Não fica bem para o País que o presidente, que deveria dar o exemplo do diálogo, feche a porta, disse ele em entrevista ao Jornal da Globo, da TV Globo, poucas horas depois de saber do cancelamento da audiência pelo presidente, que se irritou com o teor da Carta de Porto Alegre, aprovada ontem por governadores de oposição. Para Garotinho, a reunião de terça-feira está mantida. Não vou tomar conhecimento da decisão do presidente por meio de entrevistas, acrescentou.
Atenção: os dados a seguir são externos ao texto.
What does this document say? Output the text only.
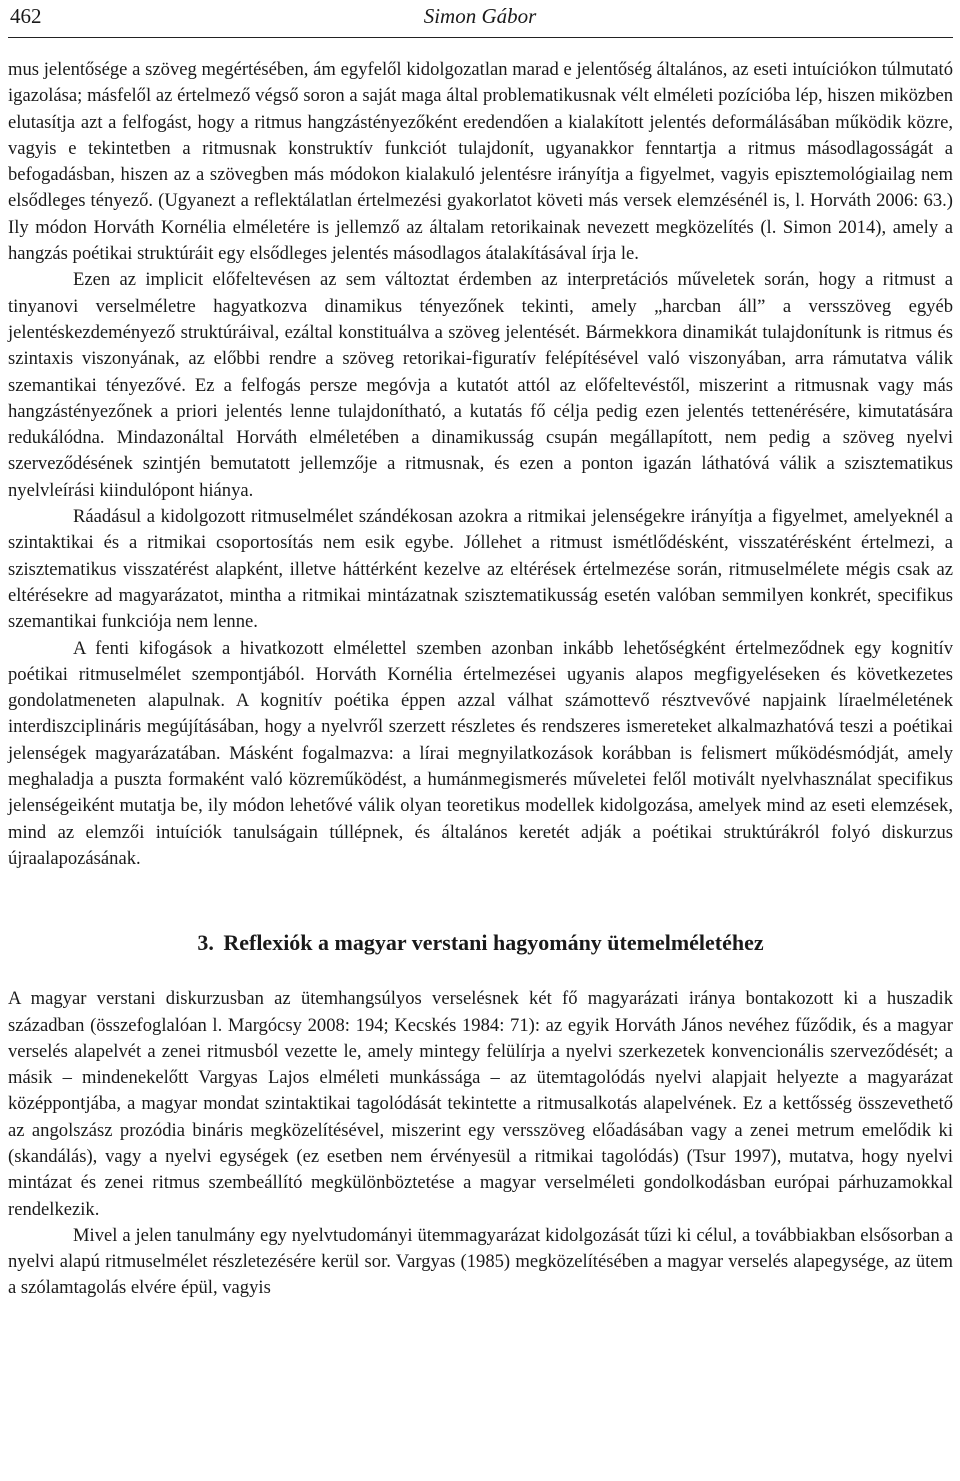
462	Simon Gábor

mus jelentősége a szöveg megértésében, ám egyfelől kidolgozatlan marad e jelentőség általános, az eseti intuíciókon túlmutató igazolása; másfelől az értelmező végső soron a saját maga által problematikusnak vélt elméleti pozícióba lép, hiszen miközben elutasítja azt a felfogást, hogy a ritmus hangzástényezőként eredendően a kialakított jelentés deformálásában működik közre, vagyis e tekintetben a ritmusnak konstruktív funkciót tulajdonít, ugyanakkor fenntartja a ritmus másodlagosságát a befogadásban, hiszen az a szövegben más módokon kialakuló jelentésre irányítja a figyelmet, vagyis episztemológiailag nem elsődleges tényező. (Ugyanezt a reflektálatlan értelmezési gyakorlatot követi más versek elemzésénél is, l. Horváth 2006: 63.) Ily módon Horváth Kornélia elméletére is jellemző az általam retorikainak nevezett megközelítés (l. Simon 2014), amely a hangzás poétikai struktúráit egy elsődleges jelentés másodlagos átalakításával írja le.

Ezen az implicit előfeltevésen az sem változtat érdemben az interpretációs műveletek során, hogy a ritmust a tinyanovi verselméletre hagyatkozva dinamikus tényezőnek tekinti, amely „harcban áll” a versszöveg egyéb jelentéskezdeményező struktúráival, ezáltal konstituálva a szöveg jelentését. Bármekkora dinamikát tulajdonítunk is ritmus és szintaxis viszonyának, az előbbi rendre a szöveg retorikai-figuratív felépítésével való viszonyában, arra rámutatva válik szemantikai tényezővé. Ez a felfogás persze megóvja a kutatót attól az előfeltevéstől, miszerint a ritmusnak vagy más hangzástényezőnek a priori jelentés lenne tulajdonítható, a kutatás fő célja pedig ezen jelentés tettenérésére, kimutatására redukálódna. Mindazonáltal Horváth elméletében a dinamikusság csupán megállapított, nem pedig a szöveg nyelvi szerveződésének szintjén bemutatott jellemzője a ritmusnak, és ezen a ponton igazán láthatóvá válik a szisztematikus nyelvleírási kiindulópont hiánya.

Ráadásul a kidolgozott ritmuselmélet szándékosan azokra a ritmikai jelenségekre irányítja a figyelmet, amelyeknél a szintaktikai és a ritmikai csoportosítás nem esik egybe. Jóllehet a ritmust ismétlődésként, visszatérésként értelmezi, a szisztematikus visszatérést alapként, illetve háttérként kezelve az eltérések értelmezése során, ritmuselmélete mégis csak az eltérésekre ad magyarázatot, mintha a ritmikai mintázatnak szisztematikusság esetén valóban semmilyen konkrét, specifikus szemantikai funkciója nem lenne.

A fenti kifogások a hivatkozott elmélettel szemben azonban inkább lehetőségként értelmeződnek egy kognitív poétikai ritmuselmélet szempontjából. Horváth Kornélia értelmezései ugyanis alapos megfigyeléseken és következetes gondolatmeneten alapulnak. A kognitív poétika éppen azzal válhat számottevő résztvevővé napjaink líraelméletének interdiszciplináris megújításában, hogy a nyelvről szerzett részletes és rendszeres ismereteket alkalmazhatóvá teszi a poétikai jelenségek magyarázatában. Másként fogalmazva: a lírai megnyilatkozások korábban is felismert működésmódját, amely meghaladja a puszta formaként való közreműködést, a humánmegismerés műveletei felől motivált nyelvhasználat specifikus jelenségeiként mutatja be, ily módon lehetővé válik olyan teoretikus modellek kidolgozása, amelyek mind az eseti elemzések, mind az elemzői intuíciók tanulságain túllépnek, és általános keretét adják a poétikai struktúrákról folyó diskurzus újraalapozásának.

3. Reflexiók a magyar verstani hagyomány ütemelméletéhez

A magyar verstani diskurzusban az ütemhangsúlyos verselésnek két fő magyarázati iránya bontakozott ki a huszadik században (összefoglalóan l. Margócsy 2008: 194; Kecskés 1984: 71): az egyik Horváth János nevéhez fűződik, és a magyar verselés alapelvét a zenei ritmusból vezette le, amely mintegy felülírja a nyelvi szerkezetek konvencionális szerveződését; a másik – mindenekelőtt Vargyas Lajos elméleti munkássága – az ütemtagolódás nyelvi alapjait helyezte a magyarázat középpontjába, a magyar mondat szintaktikai tagolódását tekintette a ritmusalkotás alapelvének. Ez a kettősség összevethető az angolszász prozódia bináris megközelítésével, miszerint egy versszöveg előadásában vagy a zenei metrum emelődik ki (skandálás), vagy a nyelvi egységek (ez esetben nem érvényesül a ritmikai tagolódás) (Tsur 1997), mutatva, hogy nyelvi mintázat és zenei ritmus szembeállító megkülönböztetése a magyar verselméleti gondolkodásban európai párhuzamokkal rendelkezik.

Mivel a jelen tanulmány egy nyelvtudományi ütemmagyarázat kidolgozását tűzi ki célul, a továbbiakban elsősorban a nyelvi alapú ritmuselmélet részletezésére kerül sor. Vargyas (1985) megközelítésében a magyar verselés alapegysége, az ütem a szólamtagolás elvére épül, vagyis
Segundo o pedetista, a Carta de Porto Alegre, da qual foram signatários os sete governadores de oposição, não representa ofensa ao senhor Fernando Henrique. O presidente empenhou sua palavra no sentido de que deseja conversar conosco. De acordo com a nota, os governadores de oposição reunidos em Porto Alegre continuam acreditando que o melhor caminho para o País é o diálogo e o entendimento.
Em entrevista ao Jornal da Globo, Garotinho admitiu que a Carta de Porto Alegre poderia conter pontos mais radicais. Mas a oposição, segundo ele, optou por aprovar algo mais moderado. Poderia sair algo muito pior, afirmou. Para ele, a Carta de Porto Alegre representa apenas o desejo dos governadores e não uma ofensa ao presidente. Está havendo um grande equívoco, disse.
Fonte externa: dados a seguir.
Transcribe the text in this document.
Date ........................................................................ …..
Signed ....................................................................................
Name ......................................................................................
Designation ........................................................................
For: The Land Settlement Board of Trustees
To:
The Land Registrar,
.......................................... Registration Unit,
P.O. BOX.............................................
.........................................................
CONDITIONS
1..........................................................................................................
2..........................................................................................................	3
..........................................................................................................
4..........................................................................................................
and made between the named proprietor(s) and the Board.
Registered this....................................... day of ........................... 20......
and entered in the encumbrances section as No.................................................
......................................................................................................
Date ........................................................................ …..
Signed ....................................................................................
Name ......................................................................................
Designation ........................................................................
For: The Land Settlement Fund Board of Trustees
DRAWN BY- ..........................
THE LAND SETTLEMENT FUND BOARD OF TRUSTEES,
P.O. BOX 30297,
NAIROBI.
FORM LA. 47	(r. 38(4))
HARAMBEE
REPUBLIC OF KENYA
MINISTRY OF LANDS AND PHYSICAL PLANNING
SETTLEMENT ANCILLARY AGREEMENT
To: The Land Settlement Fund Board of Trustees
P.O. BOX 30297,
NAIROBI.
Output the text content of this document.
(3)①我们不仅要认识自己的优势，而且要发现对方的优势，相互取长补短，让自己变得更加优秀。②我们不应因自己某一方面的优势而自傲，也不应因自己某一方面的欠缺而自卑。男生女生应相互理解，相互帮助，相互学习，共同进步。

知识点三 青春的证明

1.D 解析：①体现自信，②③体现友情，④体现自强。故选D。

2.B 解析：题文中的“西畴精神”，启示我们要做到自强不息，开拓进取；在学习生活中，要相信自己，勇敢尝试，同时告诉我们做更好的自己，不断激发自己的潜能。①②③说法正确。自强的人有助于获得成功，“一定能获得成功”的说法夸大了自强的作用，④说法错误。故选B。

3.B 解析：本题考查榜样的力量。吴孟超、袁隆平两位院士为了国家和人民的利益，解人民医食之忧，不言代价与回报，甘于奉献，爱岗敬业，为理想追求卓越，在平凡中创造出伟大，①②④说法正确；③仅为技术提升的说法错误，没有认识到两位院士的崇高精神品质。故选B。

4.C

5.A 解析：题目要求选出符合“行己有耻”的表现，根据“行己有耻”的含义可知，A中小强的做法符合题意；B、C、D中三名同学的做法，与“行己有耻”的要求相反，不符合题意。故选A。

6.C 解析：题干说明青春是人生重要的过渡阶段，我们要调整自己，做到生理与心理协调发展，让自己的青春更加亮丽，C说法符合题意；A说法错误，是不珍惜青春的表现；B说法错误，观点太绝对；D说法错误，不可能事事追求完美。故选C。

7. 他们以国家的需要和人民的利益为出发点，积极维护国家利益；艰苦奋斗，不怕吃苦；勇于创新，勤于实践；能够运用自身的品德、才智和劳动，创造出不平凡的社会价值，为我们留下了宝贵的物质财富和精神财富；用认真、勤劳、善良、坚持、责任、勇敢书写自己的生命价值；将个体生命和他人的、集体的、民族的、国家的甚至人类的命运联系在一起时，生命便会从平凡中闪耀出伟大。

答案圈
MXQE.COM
O pedetista acredita que a divulgação do documento foi feita com objetivo de deixar o presidente informado sobre as reivindicações dos Estados. Nós não vamos lá tomar café da manhã, vamos discutir o problema dos Estados, disse durante o jornal. Nossa intenção foi divulgar todos os pontos para que, se tivesse alguma proposta do governo, ela já fosse apresentada na terça-feira.